Firefox 70 is introducing new padlock icon security and identity indicators in the browser that will give less visual prominence to Extended Validation (EV) SSL certificates and draw more attention to sites delivered via the insecure HTTP protocol.
Google removed the EV indicators in Chrome 77, released in September, and Mozilla will do the same in Firefox 70, out later this month. This version removes the traditional green padlock icon plus the site owner's name from the address bar. The padlock for EV sites will now be the same as any normal HTTPS site.
Mozilla is also ditching the green padlock for a gray padlock for HTTPS sites and will now use a red strike through the padlock for all HTTP and FTP connections.
"The formerly green lock icon will now become gray, with the intention of de-emphasizing the default (secure) connection state and instead putting more emphasis on broken or insecure connections," explained Mozilla's Johan Hofmann.
As with Chrome, the EV certificate information is still available but the user needs to click the padlock icon to reveal the "Site information" panel.
Mozilla notes that the main downsides of showing EV indicators in the address bar is that users must notice the absence of the EV indicator on a malicious site.
"This change will hide the indicator from the majority of our users while keeping it accessible for those who need to access it.
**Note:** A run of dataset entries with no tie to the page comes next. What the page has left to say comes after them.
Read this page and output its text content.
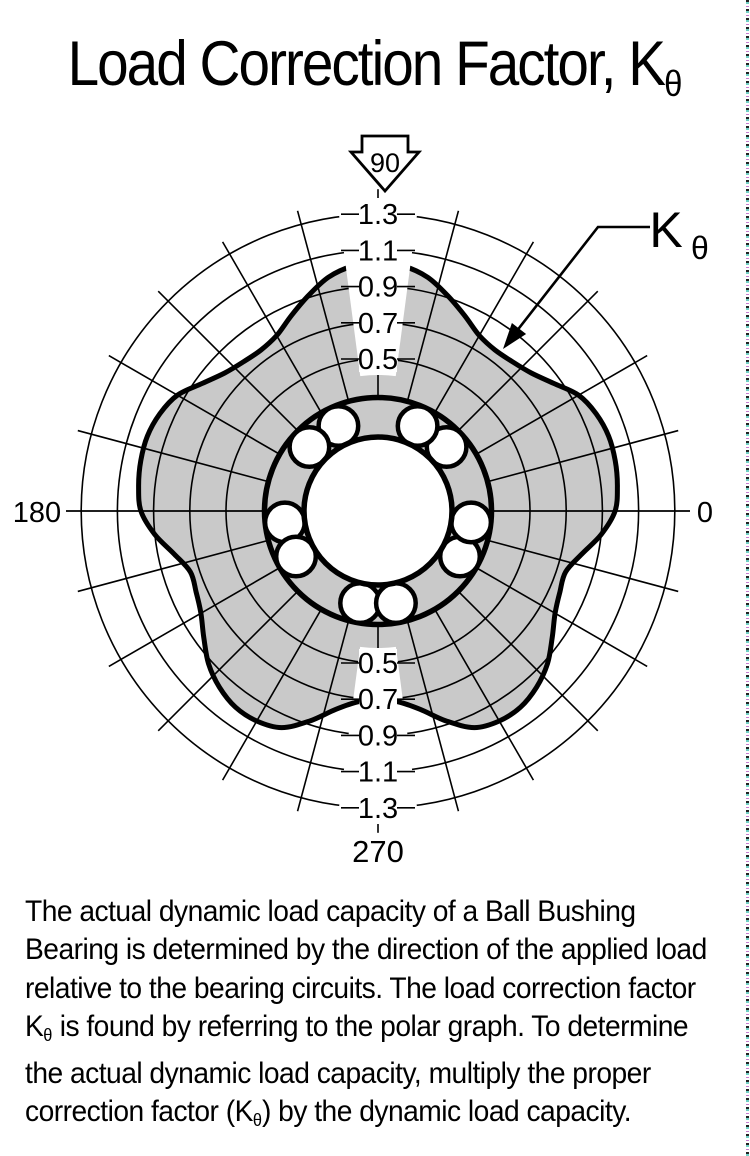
Load Correction Factor, $K_\theta$
0.5
0.5
0.7
0.7
0.9
0.9
1.1
1.1
1.3
1.3
180	0
270
90
K θ
The actual dynamic load capacity of a Ball Bushing
Bearing is determined by the direction of the applied load
relative to the bearing circuits. The load correction factor
$K_\theta$ is found by referring to the polar graph. To determine
the actual dynamic load capacity, multiply the proper
correction factor $(K_\theta)$ by the dynamic load capacity.
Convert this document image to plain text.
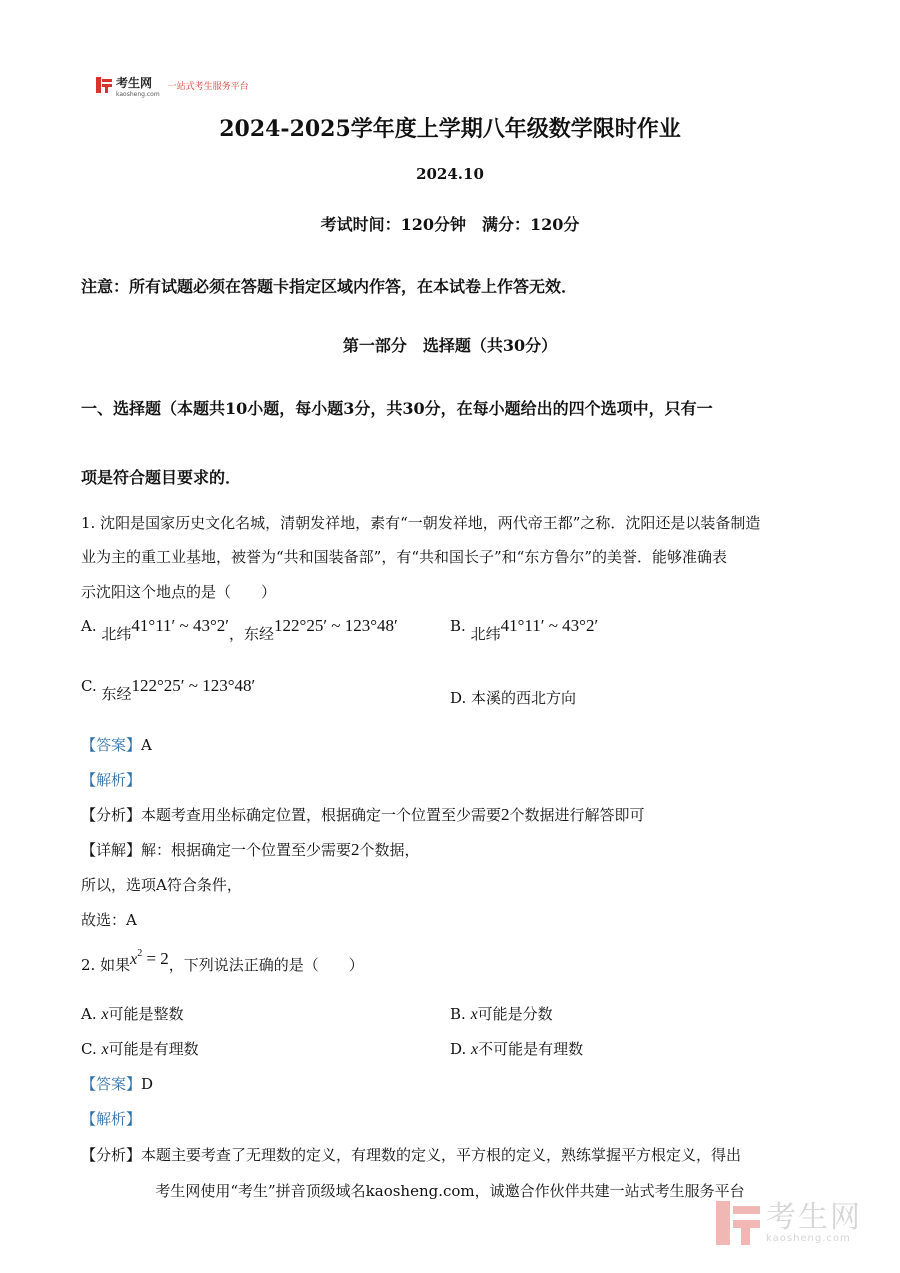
考生网
kaosheng.com
一站式考生服务平台
2024-2025学年度上学期八年级数学限时作业
2024.10
考试时间：120分钟　满分：120分
注意：所有试题必须在答题卡指定区域内作答，在本试卷上作答无效．
第一部分　选择题（共30分）
一、选择题（本题共10小题，每小题3分，共30分，在每小题给出的四个选项中，只有一
项是符合题目要求的．
1. 沈阳是国家历史文化名城，清朝发祥地，素有“一朝发祥地，两代帝王都”之称．沈阳还是以装备制造
业为主的重工业基地，被誉为“共和国装备部”，有“共和国长子”和“东方鲁尔”的美誉．能够准确表
示沈阳这个地点的是（　　）
A. 北纬41°11′ ~ 43°2′，东经122°25′ ~ 123°48′	B. 北纬41°11′ ~ 43°2′
C. 东经122°25′ ~ 123°48′
D. 本溪的西北方向
【答案】A
【解析】
【分析】本题考查用坐标确定位置，根据确定一个位置至少需要2个数据进行解答即可
【详解】解：根据确定一个位置至少需要2个数据，
所以，选项A符合条件，
故选：A
2. 如果$x^2 = 2$，下列说法正确的是（　　）
A. x可能是整数	B. x可能是分数
C. x可能是有理数	D. x不可能是有理数
【答案】D
【解析】
【分析】本题主要考查了无理数的定义，有理数的定义，平方根的定义，熟练掌握平方根定义，得出
考生网使用“考生”拼音顶级域名kaosheng.com，诚邀合作伙伴共建一站式考生服务平台
考生网
kaosheng.com
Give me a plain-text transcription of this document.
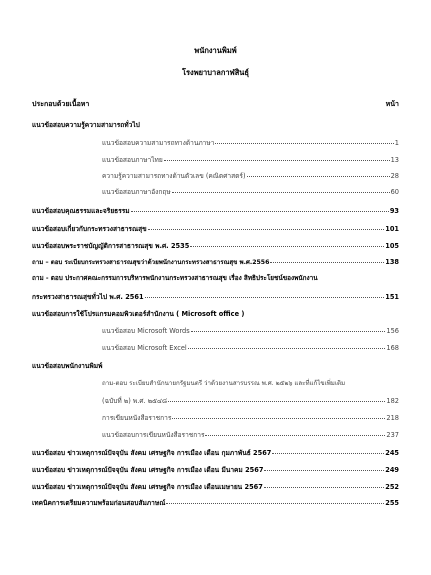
พนักงานพิมพ์
โรงพยาบาลกาฬสินธุ์
ประกอบด้วยเนื้อหา	หน้า
แนวข้อสอบความรู้ความสามารถทั่วไป
แนวข้อสอบความสามารถทางด้านภาษา	1
แนวข้อสอบภาษาไทย	13
ความรู้ความสามารถทางด้านตัวเลข (คณิตศาสตร์)	28
แนวข้อสอบภาษาอังกฤษ	60
แนวข้อสอบคุณธรรมและจริยธรรม	93
แนวข้อสอบเกี่ยวกับกระทรวงสาธารณสุข	101
แนวข้อสอบพระราชบัญญัติการสาธารณสุข พ.ศ. 2535	105
ถาม – ตอบ ระเบียบกระทรวงสาธารณสุขว่าด้วยพนักงานกระทรวงสาธารณสุข พ.ศ.2556	138
ถาม - ตอบ ประกาศคณะกรรมการบริหารพนักงานกระทรวงสาธารณสุข เรื่อง สิทธิประโยชน์ของพนักงาน
กระทรวงสาธารณสุขทั่วไป พ.ศ. 2561	151
แนวข้อสอบการใช้โปรแกรมคอมพิวเตอร์สำนักงาน ( Microsoft office )
แนวข้อสอบ Microsoft Words	156
แนวข้อสอบ Microsoft Excel	168
แนวข้อสอบพนักงานพิมพ์
ถาม-ตอบ ระเบียบสำนักนายกรัฐมนตรี ว่าด้วยงานสารบรรณ พ.ศ. ๒๕๒๖ และที่แก้ไขเพิ่มเติม
(ฉบับที่ ๒) พ.ศ. ๒๕๔๘	182
การเขียนหนังสือราชการ	218
แนวข้อสอบการเขียนหนังสือราชการ	237
แนวข้อสอบ ข่าวเหตุการณ์ปัจจุบัน สังคม เศรษฐกิจ การเมือง เดือน กุมภาพันธ์ 2567	245
แนวข้อสอบ ข่าวเหตุการณ์ปัจจุบัน สังคม เศรษฐกิจ การเมือง เดือน มีนาคม 2567	249
แนวข้อสอบ ข่าวเหตุการณ์ปัจจุบัน สังคม เศรษฐกิจ การเมือง เดือนเมษายน 2567	252
เทคนิคการเตรียมความพร้อมก่อนสอบสัมภาษณ์	255
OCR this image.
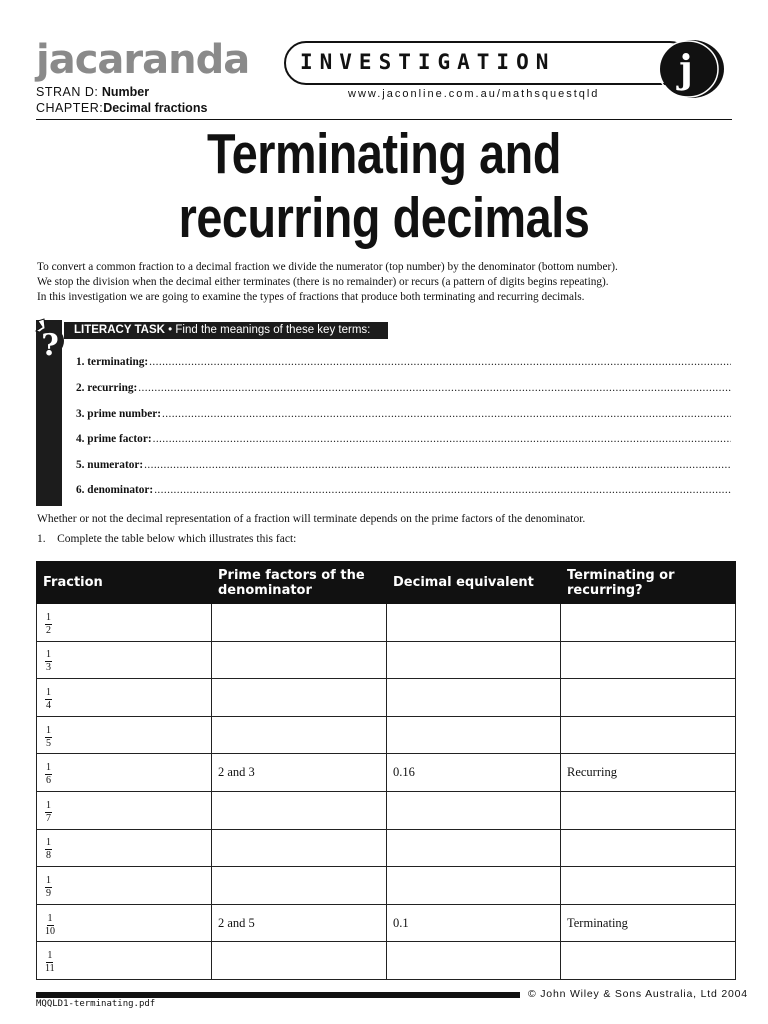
jacaranda
STRAN D: Number
CHAPTER:Decimal fractions
INVESTIGATION
www.jaconline.com.au/mathsquestqld
j
Terminating and
recurring decimals
To convert a common fraction to a decimal fraction we divide the numerator (top number) by the denominator (bottom number).
We stop the division when the decimal either terminates (there is no remainder) or recurs (a pattern of digits begins repeating).
In this investigation we are going to examine the types of fractions that produce both terminating and recurring decimals.
?	LITERACY TASK • Find the meanings of these key terms:
1. terminating:
.....
2. recurring:
.....
3. prime number:
.....
4. prime factor:
.....
5. numerator:
.....
6. denominator:
.....
Whether or not the decimal representation of a fraction will terminate depends on the prime factors of the denominator.
1.    Complete the table below which illustrates this fact:
Fraction	Prime factors of the denominator	Decimal equivalent	Terminating or recurring?

$\frac{1}{2}$

$\frac{1}{3}$

$\frac{1}{4}$

$\frac{1}{5}$

$\frac{1}{6}$	2 and 3	0.16	Recurring

$\frac{1}{7}$

$\frac{1}{8}$

$\frac{1}{9}$

$\frac{1}{10}$	2 and 5	0.1	Terminating

$\frac{1}{11}$

© John Wiley & Sons Australia, Ltd 2004
MQQLD1-terminating.pdf
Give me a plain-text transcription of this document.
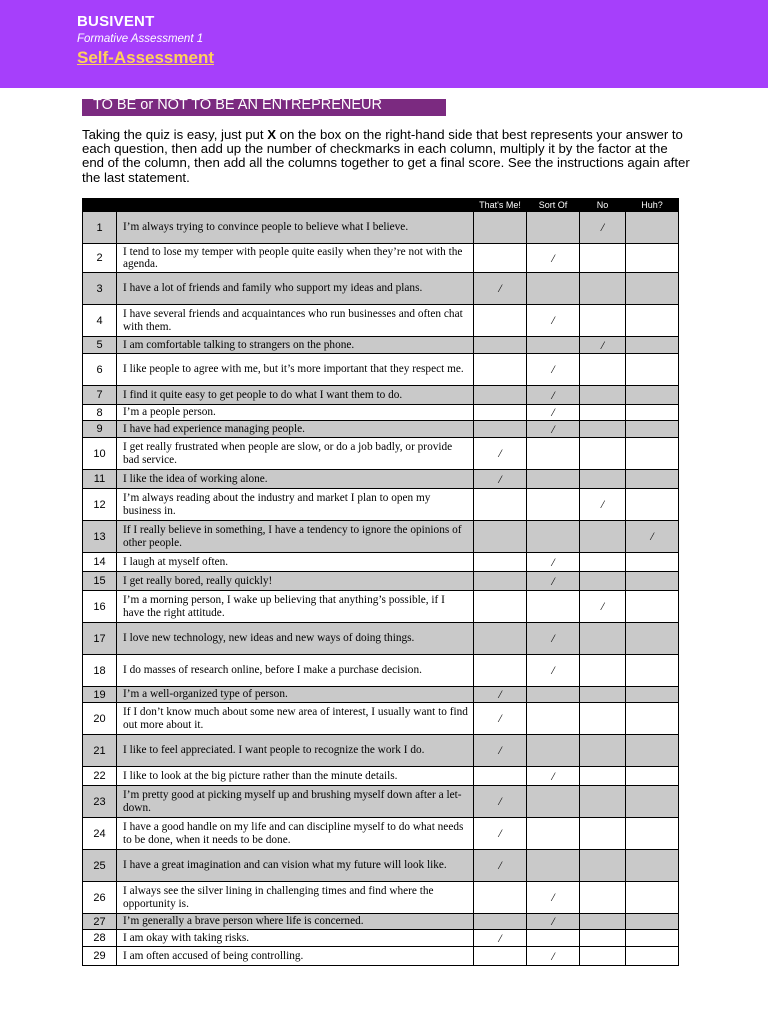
BUSIVENT
Formative Assessment 1
Self-Assessment
TO BE or NOT TO BE AN ENTREPRENEUR
Taking the quiz is easy, just put X on the box on the right-hand side that best represents your answer to each question, then add up the number of checkmarks in each column, multiply it by the factor at the end of the column, then add all the columns together to get a final score. See the instructions again after the last statement.
		That's Me!	Sort Of	No	Huh?
1	I’m always trying to convince people to believe what I believe.			/	
2	I tend to lose my temper with people quite easily when they’re not with the agenda.		/		
3	I have a lot of friends and family who support my ideas and plans.	/			
4	I have several friends and acquaintances who run businesses and often chat with them.		/		
5	I am comfortable talking to strangers on the phone.			/	
6	I like people to agree with me, but it’s more important that they respect me.		/		
7	I find it quite easy to get people to do what I want them to do.		/		
8	I’m a people person.		/		
9	I have had experience managing people.		/		
10	I get really frustrated when people are slow, or do a job badly, or provide bad service.	/			
11	I like the idea of working alone.	/			
12	I’m always reading about the industry and market I plan to open my business in.			/	
13	If I really believe in something, I have a tendency to ignore the opinions of other people.				/
14	I laugh at myself often.		/		
15	I get really bored, really quickly!		/		
16	I’m a morning person, I wake up believing that anything’s possible, if I have the right attitude.			/	
17	I love new technology, new ideas and new ways of doing things.		/		
18	I do masses of research online, before I make a purchase decision.		/		
19	I’m a well-organized type of person.	/			
20	If I don’t know much about some new area of interest, I usually want to find out more about it.	/			
21	I like to feel appreciated. I want people to recognize the work I do.	/			
22	I like to look at the big picture rather than the minute details.		/		
23	I’m pretty good at picking myself up and brushing myself down after a let-down.	/			
24	I have a good handle on my life and can discipline myself to do what needs to be done, when it needs to be done.	/			
25	I have a great imagination and can vision what my future will look like.	/			
26	I always see the silver lining in challenging times and find where the opportunity is.		/		
27	I’m generally a brave person where life is concerned.		/		
28	I am okay with taking risks.	/			
29	I am often accused of being controlling.		/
It also avoids ambiguities that could previously arise when the entity name in the URL bar was cut off to make space for the URL," noted Hofmann.
The crossed-out padlock icon is being introduced in response to the rising adoption of HTTPS. Currently about 80% of pages loaded in Firefox are over HTTPS.
Additionally, Firefox will no longer have an 'information' icon to the left of the padlock. Its functionality has been moved to the padlock.